Anesth Pain Med. 2016 Aug 21;6(6):e39175. doi: 10.5812/aapm.39175. eCollection 2016 Dec.
Video-assisted thoracic surgery (VATS) is a minimally invasive procedure that is growing more common around the world. Despite causing less pain compared open thoracic surgery, postoperative pain management is still important.
The aim of the present study was to compare the analgesic effects of paracetamol and ketorolac in VATS patients.
This was a double-blinded randomized clinical trial conducted on 70 patients undergoing lobectomy or segmentectomy due to lung masses, using video-assisted methods. The patients were randomly divided into two groups (each n = 35): the ketorolac (K) group and the paracetamol (P) group. The K group received ketorolac 30 mg IV stat at the end of surgery and then a 90 mg/24 h infusion. The P group received paracetamol 1 g IV stat at the end of surgery and then a 3 g/24 h infusion. Pain scores were recorded during recovery and 2, 4, 8, 12, and 24 hours after drug administration.
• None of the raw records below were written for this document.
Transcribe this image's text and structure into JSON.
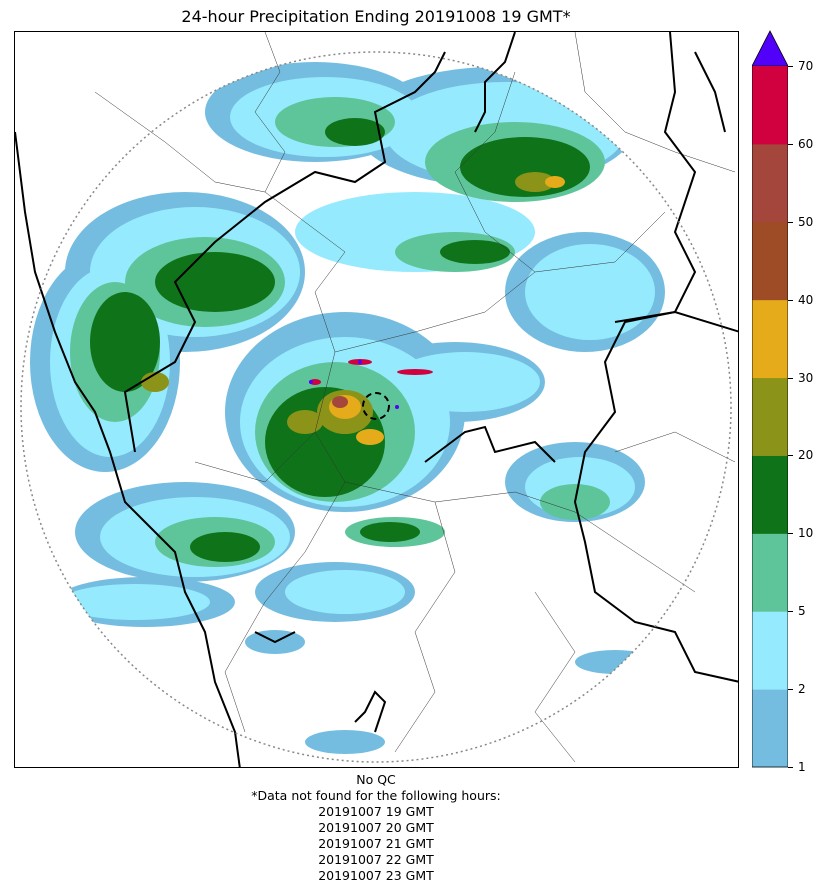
{
  "title": "24-hour Precipitation Ending 20191008 19 GMT*",
  "colorbar": {
    "bins": [
      {
        "from": 1,
        "to": 2,
        "color": "#74bde0"
      },
      {
        "from": 2,
        "to": 5,
        "color": "#95ebfd"
      },
      {
        "from": 5,
        "to": 10,
        "color": "#5ec49a"
      },
      {
        "from": 10,
        "to": 20,
        "color": "#0f7419"
      },
      {
        "from": 20,
        "to": 30,
        "color": "#8b9418"
      },
      {
        "from": 30,
        "to": 40,
        "color": "#e6ab1a"
      },
      {
        "from": 40,
        "to": 50,
        "color": "#9e4c26"
      },
      {
        "from": 50,
        "to": 60,
        "color": "#a5463d"
      },
      {
        "from": 60,
        "to": 70,
        "color": "#d1003f"
      }
    ],
    "over_color": "#5100fa",
    "tick_labels": [
      "1",
      "2",
      "5",
      "10",
      "20",
      "30",
      "40",
      "50",
      "60",
      "70"
    ]
  },
  "footer": {
    "lines": [
      "No QC",
      "*Data not found for the following hours:",
      "20191007 19 GMT",
      "20191007 20 GMT",
      "20191007 21 GMT",
      "20191007 22 GMT",
      "20191007 23 GMT"
    ]
  }
}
Pain scores, total doses of rescue analgesics, and patient satisfaction levels were compared between the groups.
There was no significant difference between the K and P groups in pain scores in any of the evaluations. Seventeen (48.6 %) and 9 (25.7 %) patients in the K and P groups, respectively, did not require any rescue analgesia (P = 0.047). The mean doses of rescue analgesia in the K and P groups were 3.129 ± 4.27 mg and 4.38 ± 3.69 mg, respectively, which were similar (P = 0.144). There was no significant difference between the groups in satisfaction scores (P = 0.175).
Paracetamol 1 g stat + 3 g/24 h infusion is as effective as ketorolac 30 mg stat + 90 mg/24 h infusion in post-VATS pain management, with good tolerability and a low incidence of adverse effects.
电视辅助胸腔镜手术(VATS)是一种微创手术,在全球范围内越来越普遍。尽管与开胸手术相比疼痛较轻,但术后疼痛管理仍然很重要。
本研究的目的是比较对乙酰氨基酚和酮咯酸在VATS患者中的镇痛效果。
这是一项双盲随机临床试验,对70例因肺部肿块接受肺叶切除术或肺段切除术的患者采用电视辅助方法进行。患者被随机分为两组(每组n = 35):酮咯酸(K)组和对乙酰氨基酚(P)组。K组在手术结束时静脉注射30 mg酮咯酸,然后以90 mg/24 h的速度输注。P组在手术结束时静脉注射1 g对乙酰氨基酚,然后以3 g/24 h的速度输注。在恢复期间以及给药后2、4、8、12和24小时记录疼痛评分。比较两组之间的疼痛评分、急救镇痛药的总剂量和患者满意度。
在任何评估中,K组和P组的疼痛评分均无显著差异。K组和P组分别有17例(48.6%)和9例(25.7%)患者不需要任何急救镇痛(P = 0.047)。K组和P组的急救镇痛平均剂量分别为3.129±4.27 mg和4.38±3.69 mg,两者相似(P = 0.144)。两组之间的满意度评分无显著差异(P = 0.175)。
在VATS术后疼痛管理中,静脉注射1 g对乙酰氨基酚+3 g/24 h输注与静脉注射30 mg酮咯酸+90 mg/24 h输注效果相当,耐受性良好,不良反应发生率低。